Eine Nachricht aus Amerika verwirrte vergangene Woche deutsche Journalisten und Bürger in Dortmund: Ein Mob von 1000 Männern habe in der Silvesternacht eine Kirche in der Innenstadt beschossen und in Brand gesetzt. Hinter dieser Fakenews steckte das amerikanische Portal Breitbart.com. Im Netz zog die Nachricht eine Welle rechtspopulistischer Hetze nach sich. Wir sprachen mit Peter Bandermann, Lokalredakteur der Ruhr Nachrichten, der die Geschehnisse in der Dortmunder Silvesternacht dokumentierte und selbst zum Ziel eines Shitstorms wurde.
Herr Bandermann, Sie bekommen Fotos mit Galgen zugeschickt und werden auf Ihrem Twitteraccount beschimpft.
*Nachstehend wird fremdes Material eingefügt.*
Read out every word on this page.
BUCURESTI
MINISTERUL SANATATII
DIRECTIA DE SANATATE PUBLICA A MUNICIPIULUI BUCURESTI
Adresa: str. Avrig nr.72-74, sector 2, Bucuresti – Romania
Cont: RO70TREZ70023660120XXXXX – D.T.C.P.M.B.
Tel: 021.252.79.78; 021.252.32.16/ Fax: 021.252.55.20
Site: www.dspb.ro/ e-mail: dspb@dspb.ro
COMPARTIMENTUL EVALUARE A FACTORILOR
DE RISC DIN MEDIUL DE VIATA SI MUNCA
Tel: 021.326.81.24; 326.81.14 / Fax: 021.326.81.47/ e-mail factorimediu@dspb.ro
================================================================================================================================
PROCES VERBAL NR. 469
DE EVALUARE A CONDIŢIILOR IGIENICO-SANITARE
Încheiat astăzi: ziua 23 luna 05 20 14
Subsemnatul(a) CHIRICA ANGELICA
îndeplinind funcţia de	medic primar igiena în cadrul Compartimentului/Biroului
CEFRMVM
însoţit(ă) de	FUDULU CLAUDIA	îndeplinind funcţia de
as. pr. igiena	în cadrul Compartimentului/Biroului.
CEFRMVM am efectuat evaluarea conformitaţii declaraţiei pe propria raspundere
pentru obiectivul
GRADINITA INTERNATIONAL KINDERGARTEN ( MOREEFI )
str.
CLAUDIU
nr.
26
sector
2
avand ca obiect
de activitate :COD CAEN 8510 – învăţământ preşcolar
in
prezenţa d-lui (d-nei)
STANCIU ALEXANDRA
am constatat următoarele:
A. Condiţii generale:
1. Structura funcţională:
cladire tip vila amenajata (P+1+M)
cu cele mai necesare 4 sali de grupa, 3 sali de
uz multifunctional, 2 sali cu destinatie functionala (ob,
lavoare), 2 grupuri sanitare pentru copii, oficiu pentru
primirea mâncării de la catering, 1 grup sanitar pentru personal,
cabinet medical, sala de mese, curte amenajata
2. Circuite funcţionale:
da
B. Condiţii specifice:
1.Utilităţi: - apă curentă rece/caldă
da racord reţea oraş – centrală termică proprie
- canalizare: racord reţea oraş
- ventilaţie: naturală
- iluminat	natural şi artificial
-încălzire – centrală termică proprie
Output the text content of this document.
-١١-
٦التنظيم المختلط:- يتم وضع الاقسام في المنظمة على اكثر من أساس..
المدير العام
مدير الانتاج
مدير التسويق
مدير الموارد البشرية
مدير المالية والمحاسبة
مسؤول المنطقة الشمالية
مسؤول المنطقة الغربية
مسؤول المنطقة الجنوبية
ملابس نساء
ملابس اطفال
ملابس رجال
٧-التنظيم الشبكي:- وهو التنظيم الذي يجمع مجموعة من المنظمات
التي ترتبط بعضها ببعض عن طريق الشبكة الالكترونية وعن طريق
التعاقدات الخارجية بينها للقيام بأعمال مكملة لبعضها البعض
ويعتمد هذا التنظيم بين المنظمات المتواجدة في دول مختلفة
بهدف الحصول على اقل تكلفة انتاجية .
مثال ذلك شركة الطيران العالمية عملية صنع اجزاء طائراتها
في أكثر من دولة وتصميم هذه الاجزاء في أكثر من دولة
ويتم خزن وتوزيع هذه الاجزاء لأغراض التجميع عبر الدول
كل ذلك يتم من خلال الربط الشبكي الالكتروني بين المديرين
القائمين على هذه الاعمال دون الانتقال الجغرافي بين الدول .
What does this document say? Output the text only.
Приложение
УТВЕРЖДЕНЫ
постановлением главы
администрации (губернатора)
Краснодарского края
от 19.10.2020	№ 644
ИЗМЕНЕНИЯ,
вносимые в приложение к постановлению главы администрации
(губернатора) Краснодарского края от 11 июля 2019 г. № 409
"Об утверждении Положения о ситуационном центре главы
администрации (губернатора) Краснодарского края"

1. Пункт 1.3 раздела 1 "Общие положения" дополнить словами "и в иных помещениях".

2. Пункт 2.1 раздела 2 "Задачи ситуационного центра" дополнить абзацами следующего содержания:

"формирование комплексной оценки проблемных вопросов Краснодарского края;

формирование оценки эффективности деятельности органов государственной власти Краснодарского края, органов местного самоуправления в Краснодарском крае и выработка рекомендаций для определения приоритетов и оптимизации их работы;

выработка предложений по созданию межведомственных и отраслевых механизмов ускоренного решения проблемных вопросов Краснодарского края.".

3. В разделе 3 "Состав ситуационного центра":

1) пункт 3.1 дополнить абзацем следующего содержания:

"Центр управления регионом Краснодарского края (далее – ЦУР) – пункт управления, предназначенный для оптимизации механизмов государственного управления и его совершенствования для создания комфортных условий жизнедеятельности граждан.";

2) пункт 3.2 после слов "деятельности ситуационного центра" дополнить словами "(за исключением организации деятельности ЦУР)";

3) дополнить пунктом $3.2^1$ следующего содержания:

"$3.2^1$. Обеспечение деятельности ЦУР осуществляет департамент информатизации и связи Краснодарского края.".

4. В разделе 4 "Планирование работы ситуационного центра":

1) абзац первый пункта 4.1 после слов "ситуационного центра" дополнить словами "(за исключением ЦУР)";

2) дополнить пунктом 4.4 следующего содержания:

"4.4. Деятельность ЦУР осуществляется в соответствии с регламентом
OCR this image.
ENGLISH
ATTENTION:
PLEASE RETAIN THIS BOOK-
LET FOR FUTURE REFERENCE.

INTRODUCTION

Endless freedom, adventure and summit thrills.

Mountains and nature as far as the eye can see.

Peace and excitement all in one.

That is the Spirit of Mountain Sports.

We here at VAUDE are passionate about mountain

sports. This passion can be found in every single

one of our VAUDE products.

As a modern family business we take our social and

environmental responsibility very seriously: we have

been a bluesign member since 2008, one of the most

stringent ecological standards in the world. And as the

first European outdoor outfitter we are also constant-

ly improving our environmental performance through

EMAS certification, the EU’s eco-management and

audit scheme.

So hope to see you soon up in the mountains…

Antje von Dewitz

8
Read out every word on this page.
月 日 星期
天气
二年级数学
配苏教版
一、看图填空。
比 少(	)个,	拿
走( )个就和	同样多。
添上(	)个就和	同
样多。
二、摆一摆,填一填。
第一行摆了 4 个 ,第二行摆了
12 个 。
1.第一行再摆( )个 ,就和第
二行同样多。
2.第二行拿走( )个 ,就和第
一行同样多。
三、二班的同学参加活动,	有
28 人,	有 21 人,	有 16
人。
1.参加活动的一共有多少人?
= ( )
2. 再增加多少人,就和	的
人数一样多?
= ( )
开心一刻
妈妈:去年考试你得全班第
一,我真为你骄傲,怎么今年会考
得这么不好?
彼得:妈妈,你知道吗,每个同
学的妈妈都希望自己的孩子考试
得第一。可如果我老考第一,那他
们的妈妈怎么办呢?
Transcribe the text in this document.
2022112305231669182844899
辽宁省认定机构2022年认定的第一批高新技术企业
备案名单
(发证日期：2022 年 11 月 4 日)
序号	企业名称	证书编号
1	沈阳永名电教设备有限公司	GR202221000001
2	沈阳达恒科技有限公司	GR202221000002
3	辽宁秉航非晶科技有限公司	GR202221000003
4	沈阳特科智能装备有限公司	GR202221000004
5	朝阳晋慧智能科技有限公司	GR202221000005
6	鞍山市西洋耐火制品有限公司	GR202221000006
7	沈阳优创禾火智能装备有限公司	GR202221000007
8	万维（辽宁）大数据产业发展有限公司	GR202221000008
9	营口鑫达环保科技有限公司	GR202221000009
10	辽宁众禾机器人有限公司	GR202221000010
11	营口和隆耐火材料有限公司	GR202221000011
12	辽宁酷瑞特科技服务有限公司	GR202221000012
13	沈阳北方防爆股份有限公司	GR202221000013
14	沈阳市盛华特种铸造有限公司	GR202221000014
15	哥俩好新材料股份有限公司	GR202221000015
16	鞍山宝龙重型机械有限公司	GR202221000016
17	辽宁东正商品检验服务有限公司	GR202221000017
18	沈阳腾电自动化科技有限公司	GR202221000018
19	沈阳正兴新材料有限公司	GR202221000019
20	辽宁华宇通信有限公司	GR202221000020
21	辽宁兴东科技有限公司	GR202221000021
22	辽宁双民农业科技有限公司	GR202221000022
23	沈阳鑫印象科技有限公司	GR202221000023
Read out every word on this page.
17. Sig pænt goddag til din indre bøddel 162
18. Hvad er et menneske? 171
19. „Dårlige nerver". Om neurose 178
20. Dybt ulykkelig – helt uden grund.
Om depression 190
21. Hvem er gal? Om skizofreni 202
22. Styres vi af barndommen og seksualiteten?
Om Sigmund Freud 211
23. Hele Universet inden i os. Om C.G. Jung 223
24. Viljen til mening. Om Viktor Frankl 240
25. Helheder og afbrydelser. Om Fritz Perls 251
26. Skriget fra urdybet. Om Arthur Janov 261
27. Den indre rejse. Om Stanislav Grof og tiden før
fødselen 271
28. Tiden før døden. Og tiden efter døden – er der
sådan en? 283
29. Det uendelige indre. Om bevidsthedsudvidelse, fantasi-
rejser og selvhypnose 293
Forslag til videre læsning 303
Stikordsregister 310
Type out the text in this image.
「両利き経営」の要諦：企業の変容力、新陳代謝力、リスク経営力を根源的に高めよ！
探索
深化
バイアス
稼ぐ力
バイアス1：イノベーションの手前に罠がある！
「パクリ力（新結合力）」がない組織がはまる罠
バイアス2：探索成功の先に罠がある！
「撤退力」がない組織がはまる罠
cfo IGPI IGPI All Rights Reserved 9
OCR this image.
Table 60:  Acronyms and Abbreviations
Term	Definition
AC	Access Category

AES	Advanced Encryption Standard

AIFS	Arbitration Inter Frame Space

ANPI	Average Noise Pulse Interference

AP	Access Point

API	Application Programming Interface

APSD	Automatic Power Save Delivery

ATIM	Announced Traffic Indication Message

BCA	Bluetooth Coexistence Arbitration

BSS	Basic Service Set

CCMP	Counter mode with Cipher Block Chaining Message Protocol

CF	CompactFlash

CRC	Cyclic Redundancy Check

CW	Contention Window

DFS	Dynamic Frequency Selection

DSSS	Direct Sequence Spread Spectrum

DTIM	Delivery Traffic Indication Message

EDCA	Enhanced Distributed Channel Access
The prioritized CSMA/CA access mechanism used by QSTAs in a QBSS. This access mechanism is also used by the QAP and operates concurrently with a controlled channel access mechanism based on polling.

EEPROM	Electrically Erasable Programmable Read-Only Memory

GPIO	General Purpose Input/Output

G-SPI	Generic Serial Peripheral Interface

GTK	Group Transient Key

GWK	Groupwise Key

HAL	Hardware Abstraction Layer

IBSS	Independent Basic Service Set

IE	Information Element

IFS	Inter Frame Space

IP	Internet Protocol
Was ist los in Dortmund?
Momentan wird im Netz gepöbelt und geschimpft, was das Zeug hält. Alle, die sich dort ausbreiten, sind auf die Fakenews vom Silvester-Wochenende in Dortmund reingefallen. Auf meinem eigenen Twitteraccount antworte ich entweder gar nicht auf die Kommentare oder ironisch. Ich sehe Twitter als öffentliche Plattform, deswegen lösche ich in der Regel nichts.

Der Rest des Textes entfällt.